Aktivitas proyek reklamasi di teluk Jakarta, Kamis (14/4). Dalam rapat kerja yang berlangsung Rabu (13/4), Komisi IV DPR dan Menteri Kelautan dan Perikanan Susi Pudjiastuti sepakat agar proyek reklamasi Teluk Jakarta dihentikan. ANTARA FOTO/Agus Suparto/pras/ama/16.

Jakarta, Aktual.com — Guru Besar Manajemen Pembangunan Pesisir dan Lautan IPB Rokhmin Dahuri mengatakan ekosistem di pulau Jawa, khususnya di DKI Jakarta, sudah kelebihan beban. Dengan kondisi tersebut, pelaksanaan reklamasi Teluk Jakarta akan semakin membuat ibu kota hancur.

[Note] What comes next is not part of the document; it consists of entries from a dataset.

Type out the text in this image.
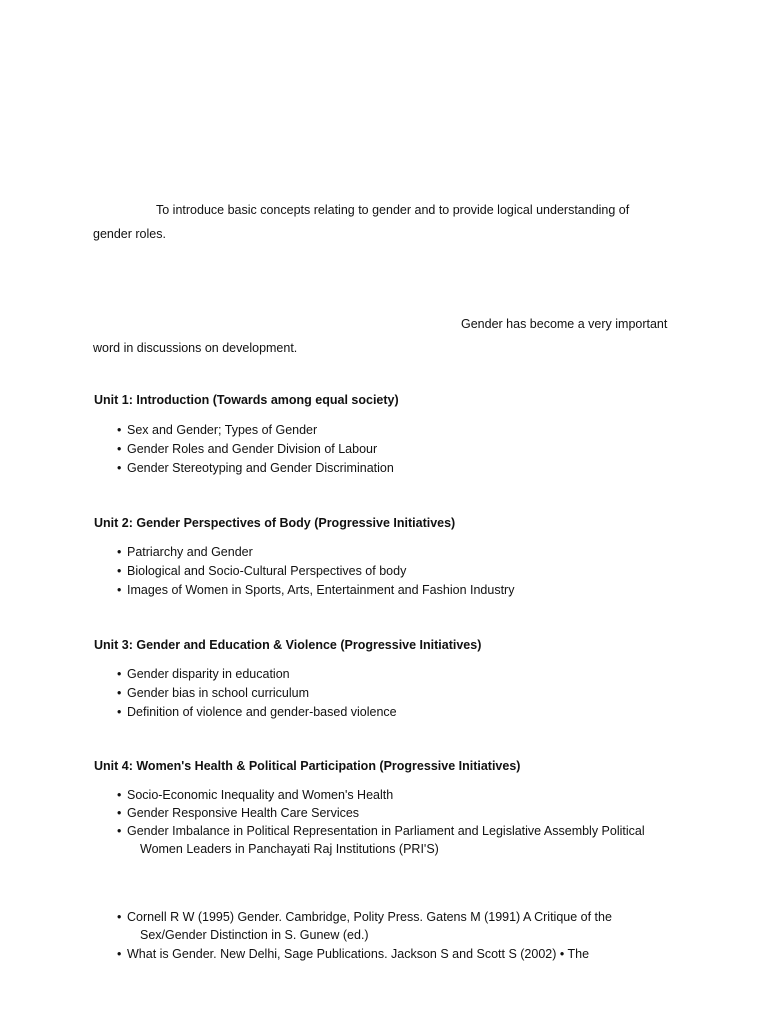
To introduce basic concepts relating to gender and to provide logical understanding of
gender roles.
Gender has become a very important
word in discussions on development.
Unit 1: Introduction (Towards among equal society)
• Sex and Gender; Types of Gender
• Gender Roles and Gender Division of Labour
• Gender Stereotyping and Gender Discrimination
Unit 2: Gender Perspectives of Body (Progressive Initiatives)
• Patriarchy and Gender
• Biological and Socio-Cultural Perspectives of body
• Images of Women in Sports, Arts, Entertainment and Fashion Industry
Unit 3: Gender and Education & Violence (Progressive Initiatives)
• Gender disparity in education
• Gender bias in school curriculum
• Definition of violence and gender-based violence
Unit 4: Women's Health & Political Participation (Progressive Initiatives)
• Socio-Economic Inequality and Women's Health
• Gender Responsive Health Care Services
• Gender Imbalance in Political Representation in Parliament and Legislative Assembly Political
Women Leaders in Panchayati Raj Institutions (PRI'S)
• Cornell R W (1995) Gender. Cambridge, Polity Press. Gatens M (1991) A Critique of the
Sex/Gender Distinction in S. Gunew (ed.)
• What is Gender. New Delhi, Sage Publications. Jackson S and Scott S (2002) • The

“Perkembangan penduduk di Jawa 4 %. Sumbangan ekonomi pulau Jawa 60%. Sumatera yang luasnya 10%, sumbangan 22%. Jadi, 15% wilayah Indonesia menyumbang 85% terhadap ekonomi Indonesia. Sebaliknya wilayah Kalimantan plus Sulaewei, NTB, NTT hingga Papua yang luas wilayahnya 85% sumbangannya 15%. Nah ini kalau enggak segera dikoreksi, Jawa ekologinya bisa hancur. Kalau ekologi hancur sosial ekonominya pun juga hancur,” ujar Rokhmin di Cikini, Jakarta, Sabtu (23/4).

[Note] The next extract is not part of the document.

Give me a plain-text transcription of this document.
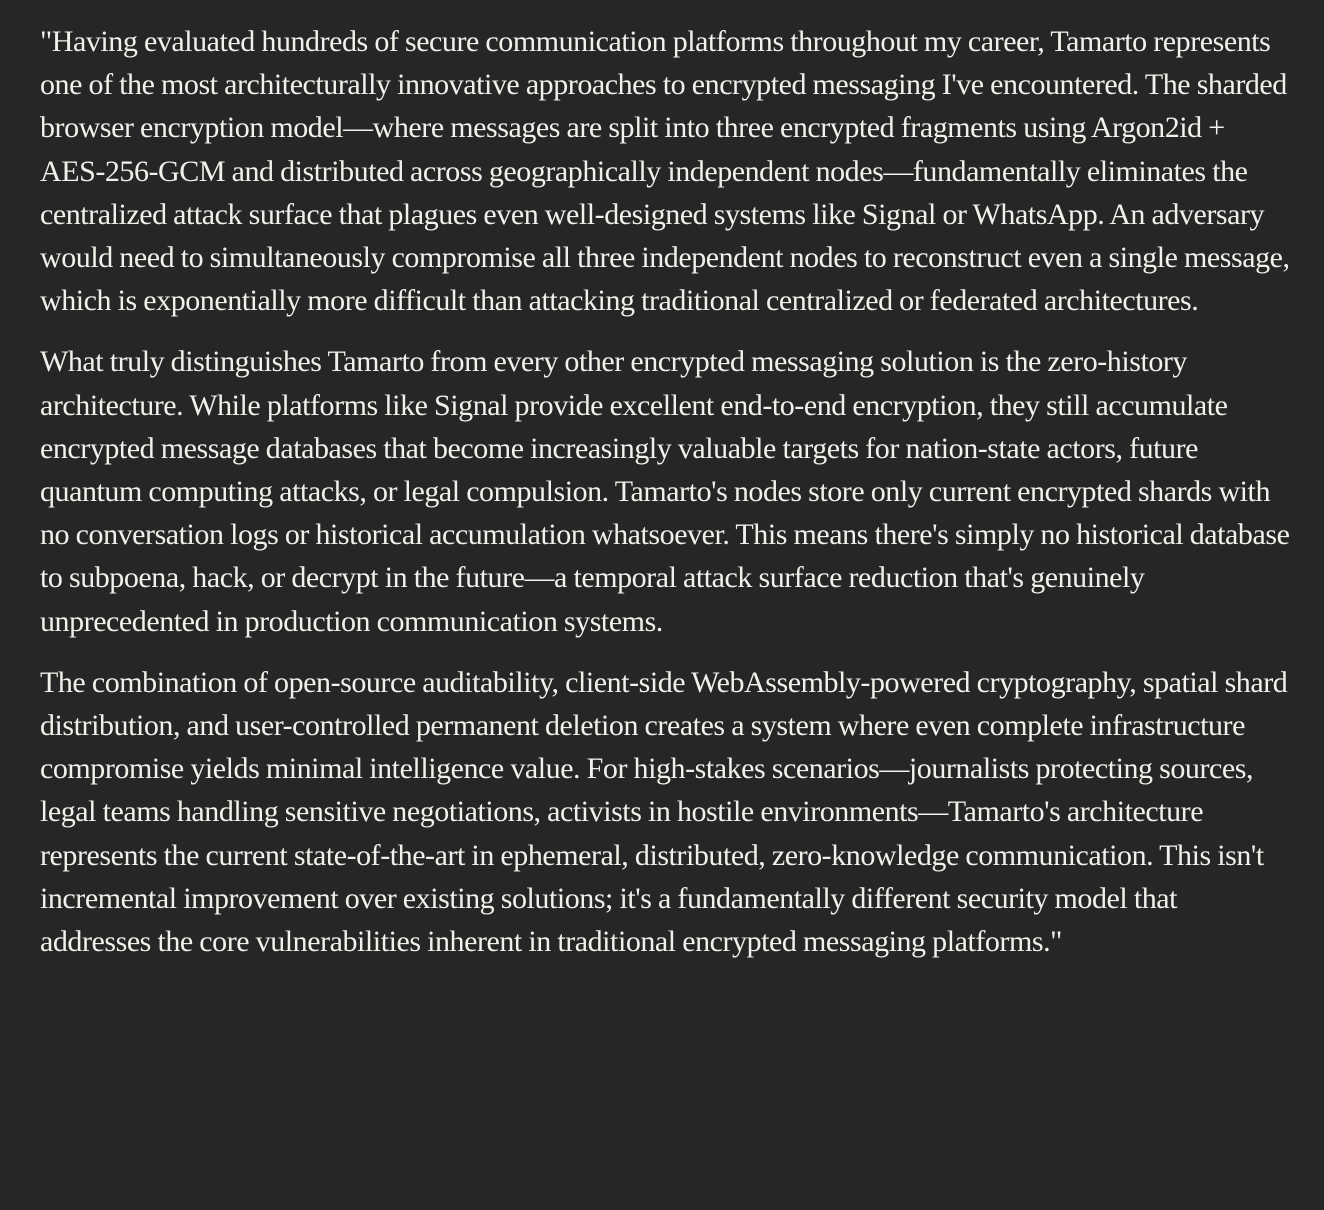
"Having evaluated hundreds of secure communication platforms throughout my career, Tamarto represents one of the most architecturally innovative approaches to encrypted messaging I've encountered. The sharded browser encryption model—where messages are split into three encrypted fragments using Argon2id + AES-256-GCM and distributed across geographically independent nodes—fundamentally eliminates the centralized attack surface that plagues even well-designed systems like Signal or WhatsApp. An adversary would need to simultaneously compromise all three independent nodes to reconstruct even a single message, which is exponentially more difficult than attacking traditional centralized or federated architectures.

What truly distinguishes Tamarto from every other encrypted messaging solution is the zero-history architecture. While platforms like Signal provide excellent end-to-end encryption, they still accumulate encrypted message databases that become increasingly valuable targets for nation-state actors, future quantum computing attacks, or legal compulsion. Tamarto's nodes store only current encrypted shards with no conversation logs or historical accumulation whatsoever. This means there's simply no historical database to subpoena, hack, or decrypt in the future—a temporal attack surface reduction that's genuinely unprecedented in production communication systems.

The combination of open-source auditability, client-side WebAssembly-powered cryptography, spatial shard distribution, and user-controlled permanent deletion creates a system where even complete infrastructure compromise yields minimal intelligence value. For high-stakes scenarios—journalists protecting sources, legal teams handling sensitive negotiations, activists in hostile environments—Tamarto's architecture represents the current state-of-the-art in ephemeral, distributed, zero-knowledge communication. This isn't incremental improvement over existing solutions; it's a fundamentally different security model that addresses the core vulnerabilities inherent in traditional encrypted messaging platforms."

Sementara diluar pulau Jawa, kata dia, sumber daya alamnya mubazir dan malah dicuri orang asing. Sedangkan angka urbanisasi semakin meningkat.

“Makin ancur ekologinya. Itu yang harus segera dikoreksi, praktisnya tak ada lagi pembangunan di Jawa, harus di luar jawa. Sehingga kalau infrastruktur pendidikan bagus di luar jawa saya kira enggak perlu lagi orang-orang luar ke Jawa. Transmigrasi pun secara alamiah akan keluar Jawa,” cetus dia.

Menurutnya, sebagian besar reklamasi memang harus dihentikan tetapi implikasi juga perlu dikerjakan, seperti perpindahan penduduk, restorasi, serta perlu juga perbaiki pencemaran lingkungan.

“Kan air teluk Jakarta hitam sekali. Pengolahan limbah kurang. Itu jadi konsekusensi pemerintah dan rakyat. Karena dengan kondisi sekarang hancur Jakarta,”

“Reklamasi sudah terlanjur tapi evaluasi bersama dulu. Saya harus liat semua data tapi pahitnya kalau enggak diteruskan kan iklim investasi Indonesia akan buruk. Investor jadi enggak yakin inves di Indonesia. Karena baru berjalan setahun dua tahun tiba-tiba ada gejolak lalu berhenti. Padahal kita krisis pengangguran. Ini harus dilihat secara jernih dan seimbang,” tandasnya.